Как трещал и рвался под широким лезвием туго натянутый лиф Лизиного платья. Как сразу запахло кровью – куда сильнее, чем ванилью и ваксой. Лиза, конечно, не ожидала, что безответная Лаура на нее набросится – растерялась, упустила момент!
Что бы ей хоть чуть раньше опомниться!..
Ох, нет. Тогда она, Грушенька, сейчас была бы точно на каторге.
Она замолчала, тяжело переводя дыхание. Подняла голову. Хотела посмотреть на Софи, но побоялась. Софи молчала. Чего ждала, спрашивается? Чтобы Грушенька отступила от двери, дала ей пройти? И – ни слова в утешение?!
Не за что ей меня утешать, беззвучным шепотом сказала себе Грушенька. Я ни в чем ее не убедила. Она по-прежнему считает меня мокрицей. Даже хуже: ядовитой мокрицей, которая убивает.
Ну, и ладно. Она ведь Грише ничего не расскажет. Она и впрямь – такая же! И, значит, сейчас она просто уйдет.
И можно будет жить дальше.
Молодой, проворно вихляющий упругим задом секретарь принес на подносе ежедневную почту, которую, по его мнению, следовало просмотреть начальнику. Густав Карлович лениво пошебуршил лежащие перед ним конверты и вскрытые пакеты, погладил подушечкой пальца случайно уцелевшую половинку сургучной печати. Все отправления, естественно, были казенными. Кто ж мне еще напишет? – с умильной, девичьей или стариковской жалостью к себе подумал Кусмауль.
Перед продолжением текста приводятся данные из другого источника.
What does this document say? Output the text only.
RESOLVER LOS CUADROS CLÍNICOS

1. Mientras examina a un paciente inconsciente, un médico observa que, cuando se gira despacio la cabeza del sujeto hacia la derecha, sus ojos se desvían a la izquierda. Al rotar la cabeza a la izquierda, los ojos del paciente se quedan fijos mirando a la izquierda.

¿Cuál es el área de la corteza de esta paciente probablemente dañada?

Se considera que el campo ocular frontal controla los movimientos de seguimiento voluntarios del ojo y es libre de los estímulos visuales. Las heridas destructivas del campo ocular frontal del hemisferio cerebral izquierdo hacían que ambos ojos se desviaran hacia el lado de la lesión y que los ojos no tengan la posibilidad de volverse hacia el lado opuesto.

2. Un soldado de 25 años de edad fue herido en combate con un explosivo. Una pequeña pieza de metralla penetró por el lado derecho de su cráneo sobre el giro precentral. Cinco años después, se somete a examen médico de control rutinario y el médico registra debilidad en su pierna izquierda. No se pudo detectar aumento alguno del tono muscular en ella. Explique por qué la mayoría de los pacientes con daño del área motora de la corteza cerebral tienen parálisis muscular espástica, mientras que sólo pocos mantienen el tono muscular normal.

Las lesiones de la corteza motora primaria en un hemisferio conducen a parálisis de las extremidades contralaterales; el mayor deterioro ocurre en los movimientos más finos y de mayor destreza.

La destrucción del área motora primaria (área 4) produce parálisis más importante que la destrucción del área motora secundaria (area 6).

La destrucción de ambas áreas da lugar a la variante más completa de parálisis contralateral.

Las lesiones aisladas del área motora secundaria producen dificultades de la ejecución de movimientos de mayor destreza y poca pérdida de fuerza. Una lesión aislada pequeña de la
Внезапно, словно в ответ на идиотское сетование (Кто ж, действительно, будет слать личные письма на адрес полицейского управления?!), его внимание привлекло письмо, почти затерявшееся между двумя пачками сероватых казенных бланков. Подчерк был не знаком, но письмо явно было частным и адресовано «господину Кусмаулю, лично».
Кусмауль взял нож и, сознательно не торопясь, вскрыл письмо.
«Дражайший и любезнейший Густав Карлович!
Взяв на себя смелость писать Вам на служебный адрес (иного я по понятным причинам разыскать не сумела), взываю к Вашему милосердию.
Я – вдова Мария Симеоновна Безбородко, и имела честь обедать с Вами нынешней весной в Гостицах, куда ВЫ приезжали по казенной надобности.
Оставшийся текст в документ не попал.